For me, I pride myself on every aspect of the game.
-- Suzuki Ichiro

Stage 2: solve the centers and all done

There are different conditions in this case, but in general, I only use one core algorithm: 9 times of (L F') , which is a 2-cycle that exechange two pairs of center piece, X-O and Y-O, and Z-O and X+O. A general rule of thumb is, applying this core algorithm a few times to see if there is any complete face, if not then do X or Y to change the puzzle orientation and try again. Once any face is completed, rotate it to Y+. Once any second face is done, move it to Z+. And then with appropriate setup, the core algorithm should be able to solve the whole skewb.

There were some click error, but the recovery process was skipped. The following clip solves a situation that looks like we finish three centers. Maybe there is a algorithm for this 3-cycle center piece, but anyway I don't know it. I will just apply the sequence to do two 2-cycle sequences. The first will ruin one finished face, but the second time it can be completed again with an appropriate setup.

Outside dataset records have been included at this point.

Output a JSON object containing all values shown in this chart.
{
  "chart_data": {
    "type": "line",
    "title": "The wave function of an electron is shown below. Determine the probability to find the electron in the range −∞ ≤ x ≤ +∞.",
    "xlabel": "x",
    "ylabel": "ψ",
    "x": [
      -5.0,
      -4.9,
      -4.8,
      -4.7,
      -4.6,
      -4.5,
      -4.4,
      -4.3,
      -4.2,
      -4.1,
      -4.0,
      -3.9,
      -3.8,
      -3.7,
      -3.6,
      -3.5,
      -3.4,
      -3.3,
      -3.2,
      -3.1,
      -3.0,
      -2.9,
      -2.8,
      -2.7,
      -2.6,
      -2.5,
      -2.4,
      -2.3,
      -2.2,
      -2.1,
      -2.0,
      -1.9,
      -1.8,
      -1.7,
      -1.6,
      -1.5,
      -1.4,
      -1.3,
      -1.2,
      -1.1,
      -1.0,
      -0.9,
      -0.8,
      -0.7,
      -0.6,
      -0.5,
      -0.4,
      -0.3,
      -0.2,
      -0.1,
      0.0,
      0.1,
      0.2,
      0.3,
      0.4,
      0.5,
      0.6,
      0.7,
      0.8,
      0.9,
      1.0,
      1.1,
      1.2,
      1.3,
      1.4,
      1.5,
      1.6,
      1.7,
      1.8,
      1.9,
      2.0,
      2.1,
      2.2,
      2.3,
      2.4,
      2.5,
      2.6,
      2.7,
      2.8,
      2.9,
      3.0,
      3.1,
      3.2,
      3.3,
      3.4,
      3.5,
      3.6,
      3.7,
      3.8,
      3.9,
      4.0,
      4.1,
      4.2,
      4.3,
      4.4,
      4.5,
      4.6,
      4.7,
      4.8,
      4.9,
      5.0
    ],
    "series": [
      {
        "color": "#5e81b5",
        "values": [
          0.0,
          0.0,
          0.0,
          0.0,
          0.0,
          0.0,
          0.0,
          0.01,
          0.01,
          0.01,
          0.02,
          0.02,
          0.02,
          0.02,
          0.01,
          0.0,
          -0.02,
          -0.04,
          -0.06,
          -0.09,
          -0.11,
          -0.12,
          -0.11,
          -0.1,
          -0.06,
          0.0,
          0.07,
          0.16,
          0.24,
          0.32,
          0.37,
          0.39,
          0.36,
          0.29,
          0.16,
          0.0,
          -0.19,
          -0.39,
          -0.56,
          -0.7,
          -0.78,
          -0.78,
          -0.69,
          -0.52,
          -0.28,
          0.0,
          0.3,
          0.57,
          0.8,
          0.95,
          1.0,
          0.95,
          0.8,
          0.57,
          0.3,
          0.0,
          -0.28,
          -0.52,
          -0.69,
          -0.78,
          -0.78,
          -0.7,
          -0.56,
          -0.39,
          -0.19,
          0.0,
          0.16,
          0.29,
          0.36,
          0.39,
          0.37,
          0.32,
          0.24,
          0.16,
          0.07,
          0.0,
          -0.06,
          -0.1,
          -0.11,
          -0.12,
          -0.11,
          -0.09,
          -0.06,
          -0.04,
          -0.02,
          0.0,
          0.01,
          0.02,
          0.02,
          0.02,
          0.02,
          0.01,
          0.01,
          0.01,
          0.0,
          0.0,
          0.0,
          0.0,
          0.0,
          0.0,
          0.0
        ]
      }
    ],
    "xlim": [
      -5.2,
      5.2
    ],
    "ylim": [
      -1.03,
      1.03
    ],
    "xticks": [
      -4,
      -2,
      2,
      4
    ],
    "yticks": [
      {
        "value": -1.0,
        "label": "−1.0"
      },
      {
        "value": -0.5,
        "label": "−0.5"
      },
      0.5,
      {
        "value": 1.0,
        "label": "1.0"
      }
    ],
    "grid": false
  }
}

Interesting, the above strategy didn't work. I decide to do a different setup, where I don't want Z+ is a complete face.

Now the rest two pairs look like suitable for our (lame) sequence. Now with a good setup,

Horray!

Some more math on skewb

In the first day of Part III, I mentioned, a ray from origin to a vertex can serve as a valid rotation axis for a cube, and the cutting surface is a hexagon. We can let the origin be the origin of the coordinate, and make all 6 faces of the cube perpendicular to exactly on of the axes in X, Y, or Z. Also, we let this cube's size be 2 units. Then, for the vertex (1, 1, 1), vector (1, 1, 1) itself is a valid rotation axis and it is perpendicular to the cutting hexagon.

It is interesting that, the boundary of the cutting hexagon can be view as the intersaction between the cutting hyperplane and the cube's boundary. The later is trivial, and we can easily derive the equation of the former from known information:

1. The normal vector of the cutting surface is identical to the vertex coordinate, because the start point of a valid axis can always be the origin.
2. The cut surface, as a hyperplane, contains the origin. No matter how controversial the definition of deep-cut is, skewb is certainly a origin-cut puzzle without doubt.

so basically, we have the hyperplane equation of the 4 rotation surfaces

• x + y + z = 0
• x + y - z = 0 (normal vector (1, 1, -1))
• x - y - z = 0 (normal vector (1, -1, -1))
• x - y + z = 0 (normal vector (1, -1, 1))

The 6 faces of the cube have hyperplane representation as well, they are

• X = -1
• X = 1
• Y = -1
• Y = 1
• Z = -1
• Z = 1

Consider the first x + y + z = 0 for now. The intersection is a 2D area, so of courese there are infinite points within the intersactions. However, I will propose a scheme to choose a interesing set of points instead of random ones in later post with prooves, but now the rule of thumb is the set should be eactly on the boundary of the cube. So for the first quation, the set of points are

• (-1, 0, 1)
• (-1, 1, 0)
• (0, -1, 1)
• (0, 1, -1)
• (1, -1, 0)
• (1, 0, -1)

It is not obvious for a 2D being to feel that these 6 points forms a hexagon in the 3D space. We will have a very similar feeling as they do later when we try to figurre out a 4D skewb. Basically we can claim, Without loss of generality, other three hyperplane equations will have similar attributes. I will leave this general claim in later posts.

Conclusion

We derive a systematic solution and solve the skewb with it. After that, the basic math about a skewb is briefly explored. By doing so, I show the readers that my math toolbox on this matter will mainly be cartesian coordiate and vector. Tomorrow, we will start the advanture with hyperskewb.

小結

解開 skewb 並探討一些它的幾何性質。